礼拝が司式者と会衆との協働の営みであることを実感されたSさんは、これからも責任と喜びをもって奉仕してくださることでしょう。
2023年1月号
早朝、福岡空港に向かう自動車の中、連れ合いが朝焼けの空を見て「わあ、きれいな空、素晴らしい!」と大きな声を上げました。
ちらっとそちらに目をやったのですが、それ程でもないな、というのが私の実感で、思わず「どこが?」と口に出てしまいました。
「あなた、きれいだと思わないの?」と呆れられ、「ラジオ深夜便で聞いたのだけれど、大人になると時間の経つのが早く感じるのは、感動が少ないからだと言っていたよ。
子ども時代に、時間が長く感じるのは、いろんなことに感動したり驚いたりするからだそうよ」と教えてくれました。
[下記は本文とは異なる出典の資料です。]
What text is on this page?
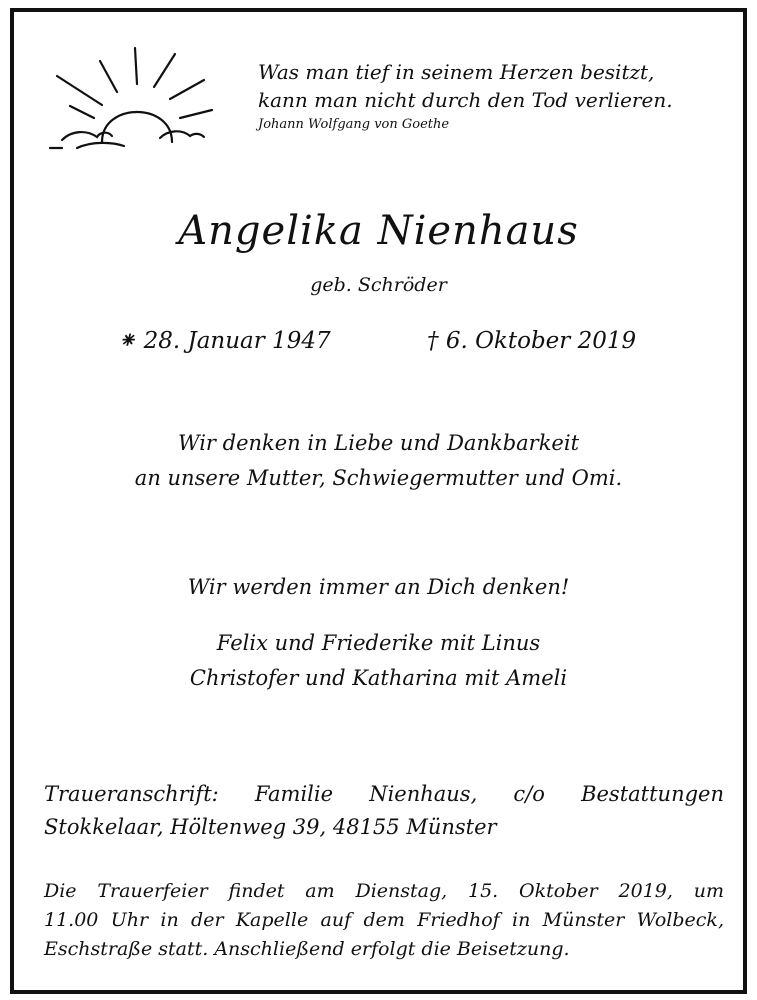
Was man tief in seinem Herzen besitzt,
kann man nicht durch den Tod verlieren.
Johann Wolfgang von Goethe
Angelika Nienhaus
geb. Schröder
⁕ 28. Januar 1947	† 6. Oktober 2019
Wir denken in Liebe und Dankbarkeit
an unsere Mutter, Schwiegermutter und Omi.
Wir werden immer an Dich denken!
Felix und Friederike mit Linus
Christofer und Katharina mit Ameli
Traueranschrift: Familie Nienhaus, c/o Bestattungen
Stokkelaar, Höltenweg 39, 48155 Münster
Die Trauerfeier findet am Dienstag, 15. Oktober 2019, um
11.00 Uhr in der Kapelle auf dem Friedhof in Münster Wolbeck,
Eschstraße statt. Anschließend erfolgt die Beisetzung.
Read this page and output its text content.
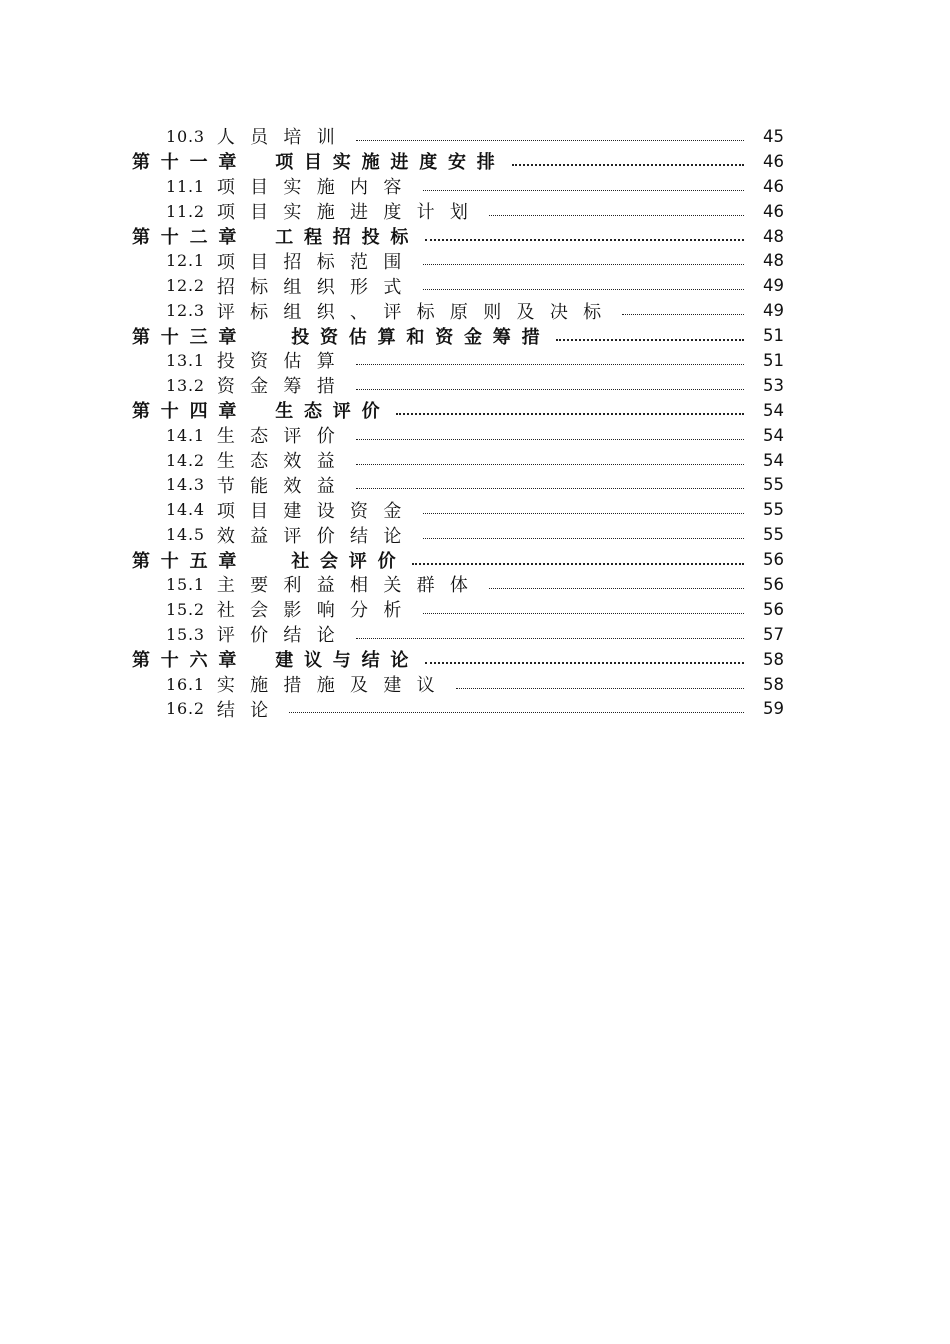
10.3 人员培训	45
第十一章 项目实施进度安排	46
11.1 项目实施内容	46
11.2 项目实施进度计划	46
第十二章 工程招投标	48
12.1 项目招标范围	48
12.2 招标组织形式	49
12.3 评标组织、评标原则及决标	49
第十三章 投资估算和资金筹措	51
13.1 投资估算	51
13.2 资金筹措	53
第十四章 生态评价	54
14.1 生态评价	54
14.2 生态效益	54
14.3 节能效益	55
14.4 项目建设资金	55
14.5 效益评价结论	55
第十五章 社会评价	56
15.1 主要利益相关群体	56
15.2 社会影响分析	56
15.3 评价结论	57
第十六章 建议与结论	58
16.1 实施措施及建议	58
16.2 结论	59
わたしにとっては年ごとに時間の経つのがどんどん早くなっているように感じられるのですが、だんだん無感動になっているということなのでしょうか。
不安になってきます。
振り返ってみるとそうかもしれないとも思えてきます。
空を見上げたり、草花に目を留めたり、川の流れを眺める時間は少なく、いつも何かに急かされているような感じです。
〝センス・オブ・ワンダー〟は子どもたちだけでなく、大人にも大切なのでしょう。
心のストレッチが必要なようです。
子どもたちのようにとはいかなくても、身の回りのことに目を留め、心を動かされ、感謝、賛美を献げる者であり、少しでも人びとの苦しみや痛みに寄り添える者でありたいと思わされました。
主イエス・キリストのご降誕をお祝い申し上げます。
今年も主の平和の器をして共に歩んでまいりましょう。